L’évolution des sportives modernes soulève une interrogation récurrente : le progrès technique permet-il réellement d’accroître le plaisir de conduite, ou bien tend-il à effacer l’émotion brute qui a longtemps caractérisé ce type de véhicules ? La BMW M2 G87 illustre parfaitement ce dilemme.
Dimensions et style imposants
La dernière génération de M2 affiche des proportions étonnamment généreuses pour une compacte sportive.
Avec une largeur proche de 1,89 mètre et un poids d’environ 1 725 kg, elle se rapproche de certaines berlines routières des décennies précédentes.
Cette croissance se traduit par une présence visuelle marquée : ailes élargies, entrées d’air massives et volumes accentués.
Si certains y voient une affirmation stylistique, d’autres considèrent ces lignes comme trop chargées, surtout dans des teintes claires où les contrastes ressortent fortement.

Mécanique performante mais policée
Sous le capot, la M2 G87 reprend le six cylindres en ligne biturbo de 3,0 litres issu des M3 et M4.
Sa puissance atteint 460 ch pour un couple de 550 Nm. Les chiffres sont impressionnants : l’accélération de 0 à 100 km/h se situe autour de 4 secondes selon la transmission choisie. Des performances autrefois réservées aux supercars.
Cependant, l’expérience sonore et mécanique diffère de celle des générations précédentes.
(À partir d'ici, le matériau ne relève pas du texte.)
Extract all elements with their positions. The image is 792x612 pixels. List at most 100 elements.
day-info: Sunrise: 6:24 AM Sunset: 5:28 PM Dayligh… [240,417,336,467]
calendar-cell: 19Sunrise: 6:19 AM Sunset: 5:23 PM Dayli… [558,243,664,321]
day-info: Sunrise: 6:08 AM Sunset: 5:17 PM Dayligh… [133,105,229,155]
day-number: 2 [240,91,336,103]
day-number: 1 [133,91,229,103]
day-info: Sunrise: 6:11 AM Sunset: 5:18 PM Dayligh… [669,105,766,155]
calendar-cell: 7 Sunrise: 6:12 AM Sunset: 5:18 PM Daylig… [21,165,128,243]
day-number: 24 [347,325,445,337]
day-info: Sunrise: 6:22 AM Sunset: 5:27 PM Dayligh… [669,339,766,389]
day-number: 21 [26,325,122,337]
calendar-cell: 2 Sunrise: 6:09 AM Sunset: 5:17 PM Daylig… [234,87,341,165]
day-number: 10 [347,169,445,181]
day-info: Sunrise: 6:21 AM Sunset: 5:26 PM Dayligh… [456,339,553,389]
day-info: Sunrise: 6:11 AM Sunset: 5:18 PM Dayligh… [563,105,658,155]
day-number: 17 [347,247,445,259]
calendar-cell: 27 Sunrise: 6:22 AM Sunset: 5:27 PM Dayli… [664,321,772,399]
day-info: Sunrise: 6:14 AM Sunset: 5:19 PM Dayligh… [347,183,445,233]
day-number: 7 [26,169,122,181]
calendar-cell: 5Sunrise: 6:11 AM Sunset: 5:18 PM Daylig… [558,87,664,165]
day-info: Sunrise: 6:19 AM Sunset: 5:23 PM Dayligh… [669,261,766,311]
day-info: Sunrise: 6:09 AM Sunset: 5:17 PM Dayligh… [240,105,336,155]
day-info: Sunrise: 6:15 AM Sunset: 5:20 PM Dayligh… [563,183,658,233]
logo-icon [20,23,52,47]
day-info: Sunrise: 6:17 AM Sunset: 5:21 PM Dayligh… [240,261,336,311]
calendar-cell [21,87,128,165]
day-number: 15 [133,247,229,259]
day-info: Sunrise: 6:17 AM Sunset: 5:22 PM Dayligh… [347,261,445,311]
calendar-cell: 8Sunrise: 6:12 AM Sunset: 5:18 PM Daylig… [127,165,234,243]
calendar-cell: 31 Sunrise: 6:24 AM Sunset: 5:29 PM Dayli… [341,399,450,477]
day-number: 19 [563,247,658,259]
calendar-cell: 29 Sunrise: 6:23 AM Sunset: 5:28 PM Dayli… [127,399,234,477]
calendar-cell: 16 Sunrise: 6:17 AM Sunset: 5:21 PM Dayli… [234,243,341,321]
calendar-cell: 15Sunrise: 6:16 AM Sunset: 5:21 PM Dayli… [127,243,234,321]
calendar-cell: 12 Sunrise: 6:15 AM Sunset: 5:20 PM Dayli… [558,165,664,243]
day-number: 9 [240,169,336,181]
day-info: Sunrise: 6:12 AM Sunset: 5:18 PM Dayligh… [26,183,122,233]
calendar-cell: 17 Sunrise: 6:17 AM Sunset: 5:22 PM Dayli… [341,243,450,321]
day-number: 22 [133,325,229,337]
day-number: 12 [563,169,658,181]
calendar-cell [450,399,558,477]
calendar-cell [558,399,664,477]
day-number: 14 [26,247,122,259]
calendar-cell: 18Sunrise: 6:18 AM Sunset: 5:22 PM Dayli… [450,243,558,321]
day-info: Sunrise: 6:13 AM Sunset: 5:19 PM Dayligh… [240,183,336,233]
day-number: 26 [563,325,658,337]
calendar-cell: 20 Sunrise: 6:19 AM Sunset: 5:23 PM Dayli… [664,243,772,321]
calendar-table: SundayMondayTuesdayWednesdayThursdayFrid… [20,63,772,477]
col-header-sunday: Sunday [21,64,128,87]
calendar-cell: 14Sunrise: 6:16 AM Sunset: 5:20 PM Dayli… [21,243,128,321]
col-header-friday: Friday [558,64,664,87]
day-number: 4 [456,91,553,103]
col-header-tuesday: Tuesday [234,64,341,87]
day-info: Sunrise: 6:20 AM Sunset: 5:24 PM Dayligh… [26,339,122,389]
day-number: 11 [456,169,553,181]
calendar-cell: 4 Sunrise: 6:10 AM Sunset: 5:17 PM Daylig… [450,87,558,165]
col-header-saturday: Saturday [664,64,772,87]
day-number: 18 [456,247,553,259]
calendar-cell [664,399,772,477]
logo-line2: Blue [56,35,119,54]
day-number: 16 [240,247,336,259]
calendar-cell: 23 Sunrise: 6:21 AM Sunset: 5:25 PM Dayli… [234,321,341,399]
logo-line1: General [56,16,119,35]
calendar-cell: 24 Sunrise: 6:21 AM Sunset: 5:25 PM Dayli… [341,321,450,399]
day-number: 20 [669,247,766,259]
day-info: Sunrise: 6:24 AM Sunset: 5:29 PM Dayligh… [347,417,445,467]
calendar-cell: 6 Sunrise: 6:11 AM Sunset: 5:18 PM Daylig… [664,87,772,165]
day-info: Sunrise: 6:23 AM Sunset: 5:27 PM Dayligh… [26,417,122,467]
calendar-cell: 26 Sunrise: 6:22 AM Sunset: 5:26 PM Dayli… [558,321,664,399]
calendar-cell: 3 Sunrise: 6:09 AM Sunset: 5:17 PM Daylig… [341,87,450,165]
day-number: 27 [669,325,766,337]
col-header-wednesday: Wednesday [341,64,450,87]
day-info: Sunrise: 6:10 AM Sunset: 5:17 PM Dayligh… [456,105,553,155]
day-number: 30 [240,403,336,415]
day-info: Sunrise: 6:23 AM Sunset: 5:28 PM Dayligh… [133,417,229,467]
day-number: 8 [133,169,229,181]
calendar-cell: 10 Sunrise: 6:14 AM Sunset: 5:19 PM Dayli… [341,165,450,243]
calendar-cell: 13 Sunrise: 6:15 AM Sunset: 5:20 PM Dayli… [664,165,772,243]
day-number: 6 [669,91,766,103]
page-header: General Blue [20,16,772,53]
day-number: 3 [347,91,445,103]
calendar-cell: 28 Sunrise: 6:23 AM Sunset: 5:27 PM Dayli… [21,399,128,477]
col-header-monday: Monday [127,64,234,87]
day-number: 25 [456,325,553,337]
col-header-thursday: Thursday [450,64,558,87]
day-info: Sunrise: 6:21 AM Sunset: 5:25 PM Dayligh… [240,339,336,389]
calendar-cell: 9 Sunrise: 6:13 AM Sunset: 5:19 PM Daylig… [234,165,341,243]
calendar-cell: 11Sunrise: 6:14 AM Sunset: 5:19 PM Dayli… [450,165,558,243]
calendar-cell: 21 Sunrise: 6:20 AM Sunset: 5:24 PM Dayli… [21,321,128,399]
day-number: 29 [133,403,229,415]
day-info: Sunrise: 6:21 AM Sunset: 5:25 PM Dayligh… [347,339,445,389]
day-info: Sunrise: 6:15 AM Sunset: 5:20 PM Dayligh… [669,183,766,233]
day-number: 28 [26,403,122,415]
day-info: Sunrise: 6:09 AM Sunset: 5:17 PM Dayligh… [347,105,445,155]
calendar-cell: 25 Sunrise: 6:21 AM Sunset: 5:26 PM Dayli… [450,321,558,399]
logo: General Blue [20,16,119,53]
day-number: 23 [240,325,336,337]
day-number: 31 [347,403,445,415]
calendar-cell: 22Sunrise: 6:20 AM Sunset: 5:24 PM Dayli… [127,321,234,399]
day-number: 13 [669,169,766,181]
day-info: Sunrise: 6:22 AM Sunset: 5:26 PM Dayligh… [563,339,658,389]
Le couple apparaît très tôt, la poussée est linéaire et constante, mais l’absence de crescendo marqué limite le sentiment d’intensité.
La sonorité, travaillée par des systèmes d’assistance électronique, reste jugée moins expressive que celle des modèles atmosphériques d’antan.
Sur la route : efficacité et contrôle
La M2 G87 surprend par sa polyvalence. En usage quotidien, l’amortissement est confortable et le châssis conserve une grande stabilité.
En conduite dynamique, la direction se révèle précise mais filtre fortement les remontées d’information.
L’efficacité est indéniable, mais le ressenti paraît artificiel. L’arrière peut encore s’animer en sortie de virage, mais de façon plus contrôlée qu’auparavant, ce qui réduit à la fois le risque et le frisson.
La largeur et le poids se rappellent toutefois au conducteur sur routes étroites ou sinueuses, où la voiture semble plus proche d’une grande routière que d’une sportive compacte agile.

Un habitacle numérique
À bord, la présentation est moderne et conforme aux standards actuels. Les écrans dominent l’expérience, regroupant instruments et commandes.
L’ergonomie en souffre parfois, certaines fonctions essentielles demandant de passer par des menus complexes.
Les aides à la conduite et les dispositifs électroniques sont nombreux, mais leur présence constante peut réduire la spontanéité.
L’instantanéité d’une simple clé de contact et de commandes analogiques laisse place à un environnement sophistiqué mais moins instinctif.
Coût d’usage élevé
Au-delà du prix catalogue, la M2 G87 subit en France un malus écologique maximal dépassant 40 000 euros.
Ce surcoût place le modèle dans une catégorie budgétaire très élevée, comparable à des véhicules de segments supérieurs.
L’entretien, l’assurance et la consommation renforcent encore cette impression de décalage entre l’esprit initial de “petite M” et la réalité économique.
Bilan : entre efficacité et désenchantement
La BMW M2 G87 représente une sportive moderne parfaitement alignée sur les standards actuels : puissance abondante, confort soigné, équipements numériques complets.
Pourtant, derrière cette efficacité se cache une question essentielle : l’émotion mécanique n’est-elle pas sacrifiée ?
Là où une M3 E46 offrait un ressenti brut et une sonorité marquante, la nouvelle M2 privilégie la performance et la sécurité.
Il en résulte une voiture impressionnante sur le plan technique, mais dont le caractère émotionnel divise.
Certains y verront une sportive moderne accomplie, d’autres regretteront une partie de la magie des anciennes générations.